4          The effect of this decision is that trustees of contracted-out defined benefit occupational pension schemes are in breach of duty and liable to make top-up payments, if they had made payments in respect of members, who had transferred to another scheme, which were inadequate because benefits including GMPs has not been equalised.  Trustees should be pro-active to perform their duty to make tup-up payments and do not require a court order to do so.

5          This duty does not apply to all transfers.

(a)      Inadequate transfers under the cash equivalent provisions of the Pension Schemes Act 1993 must be compensated.

(b)      Inadequate transfers made in compliance with the Occupational Pension Schemes (Preservation of Benefit) Regulations 1991 reg 12 need not be compensated.

(c)      Inadequate transfers made under a power conferred by the scheme’s rules and with the preservation of benefit legislation need not be compensated.

Members n categories (b) and (c) wishing to claim compensation claiming would have to seek to have the transfers set aside.

6          Trustees are not discharged from their duty by the length of time since the breach occurred, any discharge forms signed by members or by any duty of a receiving scheme to equalise benefits.

 

notes and details

7          Para 3 to 6 are a scant summary of the judge’s own summary of a judgment of more than 100 pages (over 400 paragraphs), in the course of which, in response to questions and problems raised in argument, the judge said this.

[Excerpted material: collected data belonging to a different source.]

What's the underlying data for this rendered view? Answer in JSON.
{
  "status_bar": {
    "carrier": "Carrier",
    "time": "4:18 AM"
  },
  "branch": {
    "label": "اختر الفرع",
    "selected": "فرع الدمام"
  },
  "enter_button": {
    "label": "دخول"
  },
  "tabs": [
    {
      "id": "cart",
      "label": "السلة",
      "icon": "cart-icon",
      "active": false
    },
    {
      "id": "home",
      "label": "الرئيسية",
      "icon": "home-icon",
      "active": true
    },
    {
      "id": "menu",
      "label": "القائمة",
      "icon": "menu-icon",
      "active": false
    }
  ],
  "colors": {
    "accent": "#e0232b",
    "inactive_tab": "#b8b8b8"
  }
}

276 In these circumstances, all that I can usefully say is that the Trustee does need to be proactive in that it must consider the rights and obligations which I have identified, the remedies available to members and the absence of a time bar and then determine what to do”.

The following points, some perhaps obvious, might, I hope, be a starting point for trustees and employers planning what to do pending the publication of the minute of order implementing the judgment.

(a)      GMPs accrued from 17 May 1990 to 5 April 1997.

(b)      The payment of a pension is not a transfer but a benefit to be equalised in accordance with the 2018 decision.

(c)      Identify all members in the three categories (a), (b) and (c) in para 5 above and gather all available information (including information about GMPs transferred in) about them and the transferee schemes and their contact details.

(d)      Assume in respect of members in category (a) that the requirement for trustees to be proactive includes a requirement to discharge the liability to make top-up payments.

(e)      Consider deferring any decisions about members in categories (b) and (c) until claims if any are made by former members or transferee schemes.

(f)       Make broad brush estimates of amounts of the top-up payment, being the difference between the original transfer payment and what would have been paid if benefits had been equalised at the time, with simple interest at base rate plus 1% pa (mainly paras 254, 255 and 263 of the judgement).

(g)      Identify in respect of members in category (a) what information is unavailable or incomplete, about which some robust and pragmatic decisions might be necessary.